Required Disk Space = Estimated Average Size of Dataset * 3 * Estimated Number of Datasets

Here, the "Estimated Average Size of Dataset" is multiplied by 3 and then by the "Estimated Number of Datasets" for whatever period of time passes before old application data is cleaned up.

Deployment instructions

A fairly simple way of deploying the app is to proxy it through Nginx. This allows the app to be accessed via TLS/SSL, basic access authentication, etc.

Instructions for deploying using uWSGI proxied through Nginx:

  1. Add, to the server block of an Nginx configuration, directives to proxy to WSGI:

    location = /uploader { rewrite ^ /uploader/; }
    location /uploader { try_files $uri @uploader; }
    location @uploader {
      uwsgi_pass unix:/tmp/uploader.sock;
      include uwsgi_params;
    }
  2. Run the app using the included config file:

    uwsgi uploader.ini

    If deploying in Ubuntu you'll likely want to run it using the www-data user:

    sudo -u www-data uwsgi uploader.ini
  3. Create an application data directory somewhere on your filesystem. This is where research data uploaded to the app will be put.

    If deploying in Ubuntu this directory could be put somewhere like, for example, /var/uploader. You'll want to make this directory owned by the same user running the app so the app can write data to it.

    Example:

    sudo mkdir /var/umc-uploader
    sudo chown www-data:www-data /var/umc-uploader

    Make sure to set the data_directory configuration setting to your chosen application directory.

Archivematica integration

The UMC uploader needs to copy research data to Archivematica so that AIPs can be created from them.

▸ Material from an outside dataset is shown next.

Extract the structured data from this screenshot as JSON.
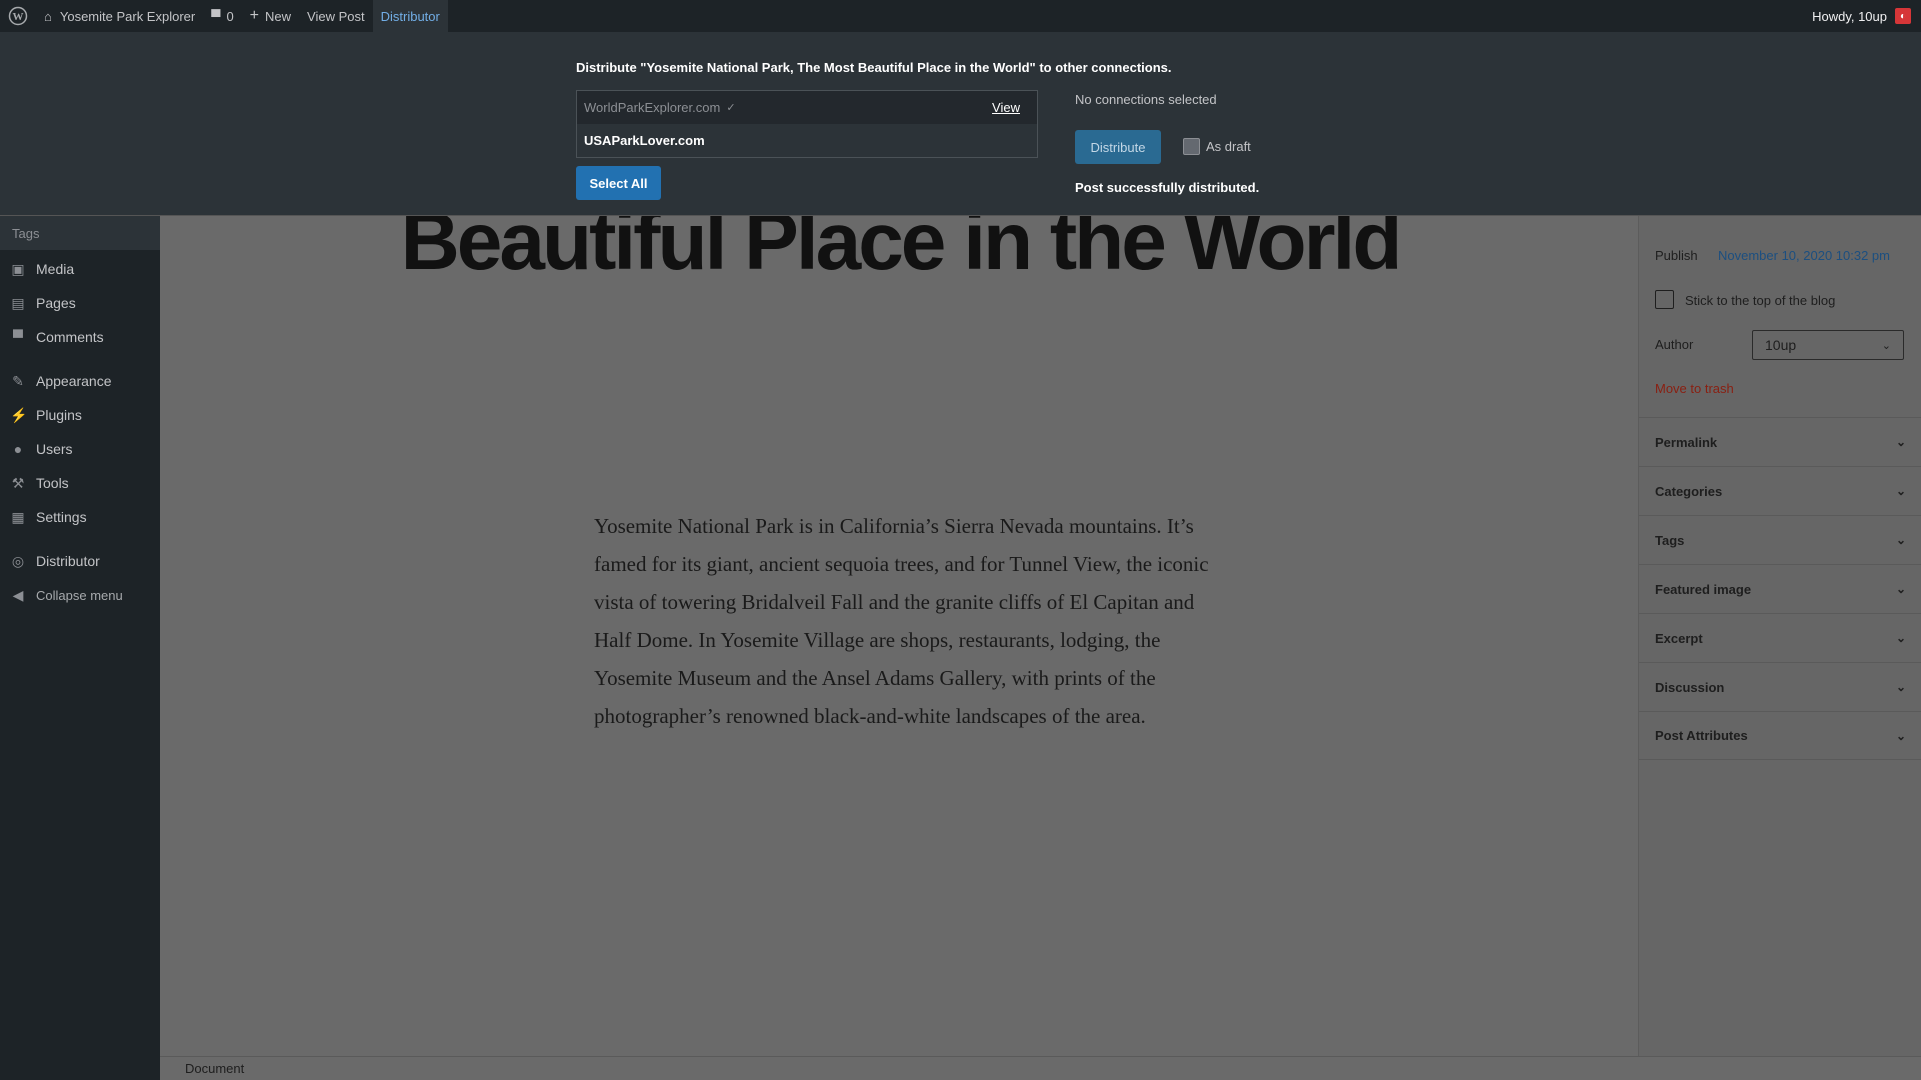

For the UMC uploader to be able to copy to Archivematica transfer source directories, however, requires that the file permissions on these directories allow the user that the UMC uploader is running under (likely www-data if running in Ubuntu) to write to them.

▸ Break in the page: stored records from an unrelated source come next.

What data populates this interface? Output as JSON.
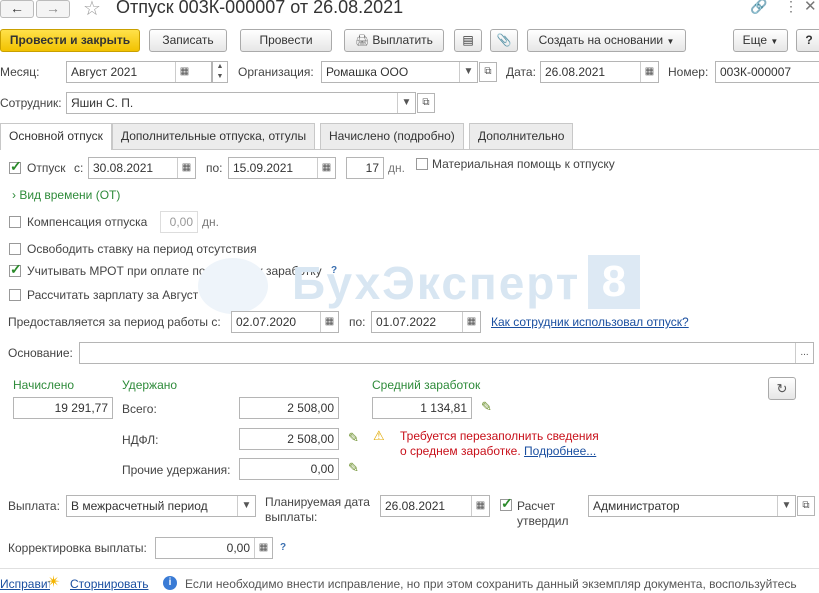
{
  "title": "Отпуск 003К-000007 от 26.08.2021",
  "toolbar": {
    "post_close": "Провести и закрыть",
    "save": "Записать",
    "post": "Провести",
    "pay": "Выплатить",
    "create_based": "Создать на основании",
    "more": "Еще",
    "help": "?"
  },
  "header": {
    "month_label": "Месяц:",
    "month_value": "Август 2021",
    "org_label": "Организация:",
    "org_value": "Ромашка ООО",
    "date_label": "Дата:",
    "date_value": "26.08.2021",
    "number_label": "Номер:",
    "number_value": "003К-000007",
    "employee_label": "Сотрудник:",
    "employee_value": "Яшин С. П."
  },
  "tabs": [
    "Основной отпуск",
    "Дополнительные отпуска, отгулы",
    "Начислено (подробно)",
    "Дополнительно"
  ],
  "vacation": {
    "label": "Отпуск",
    "from_label": "с:",
    "from": "30.08.2021",
    "to_label": "по:",
    "to": "15.09.2021",
    "days": "17",
    "days_label": "дн.",
    "material_help": "Материальная помощь к отпуску",
    "time_kind": "Вид времени (ОТ)",
    "compensation_label": "Компенсация отпуска",
    "compensation_value": "0,00",
    "compensation_unit": "дн.",
    "release_rate": "Освободить ставку на период отсутствия",
    "mrot": "Учитывать МРОТ при оплате по среднему заработку",
    "calc_salary": "Рассчитать зарплату за Август 2021",
    "period_label": "Предоставляется за период работы с:",
    "period_from": "02.07.2020",
    "period_to_label": "по:",
    "period_to": "01.07.2022",
    "period_link": "Как сотрудник использовал отпуск?",
    "basis_label": "Основание:",
    "basis_value": ""
  },
  "amounts": {
    "accrued_label": "Начислено",
    "accrued_value": "19 291,77",
    "withheld_label": "Удержано",
    "total_label": "Всего:",
    "total_value": "2 508,00",
    "ndfl_label": "НДФЛ:",
    "ndfl_value": "2 508,00",
    "other_label": "Прочие удержания:",
    "other_value": "0,00",
    "avg_label": "Средний заработок",
    "avg_value": "1 134,81",
    "warning_line1": "Требуется перезаполнить сведения",
    "warning_line2": "о среднем заработке.",
    "warning_link": "Подробнее..."
  },
  "payment": {
    "label": "Выплата:",
    "value": "В межрасчетный период",
    "planned_label_1": "Планируемая дата",
    "planned_label_2": "выплаты:",
    "planned_value": "26.08.2021",
    "approved_label_1": "Расчет",
    "approved_label_2": "утвердил",
    "approver": "Администратор",
    "adjust_label": "Корректировка выплаты:",
    "adjust_value": "0,00"
  },
  "footer": {
    "fix_link": "Исправить",
    "storno_link": "Сторнировать",
    "info_text": "Если необходимо внести исправление, но при этом сохранить данный экземпляр документа, воспользуйтесь"
  },
  "watermark": "БухЭксперт 8"
}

If only one Archivematica transfer source directory exists it can be specified using the transfer_source_directory configuration setting. To allow per-department transfer source directories to be specified then the divisions configuration setting must be populated (see example in Configuration section of this document).

Archivematica Storage Service integration

For the UMC uploader to be able to download created AIPs afterwards, before exporting to Dataverse, requires that Archivematica Storage Service access be configured.

The following configuration settings must be specified:

  • storage_server_url (Archivematica Storage Server URL)
  • storage_server_user (Archivematica Storage Server username)
  • storage_server_api_key (Archivematica Storage Server API key)

If Archivematica Storage Service is running behind HTTP basic authentication then the configuration settings must also be specified:

  • storage_server_basic_auth_user (Archivematica Storage Server basic auth user)
  • storage_server_basic_auth_password (Archivematica Storage Server basic auth password)

Dataverse integration

Exporting downloaded AIPs to Dataverse requires the following configuration options be specified:

  • dataverse_server (Dataverse server to upload to)
  • dataverse_demo_server (Demo Dataverse server to upload to)
  • dataverse_api_key (Dataverse API key)
  • demo_mode (If True, run using demo Dataverse server)

A divisions.csv file must also be present in the application directory for exports to Dataverse to export properly.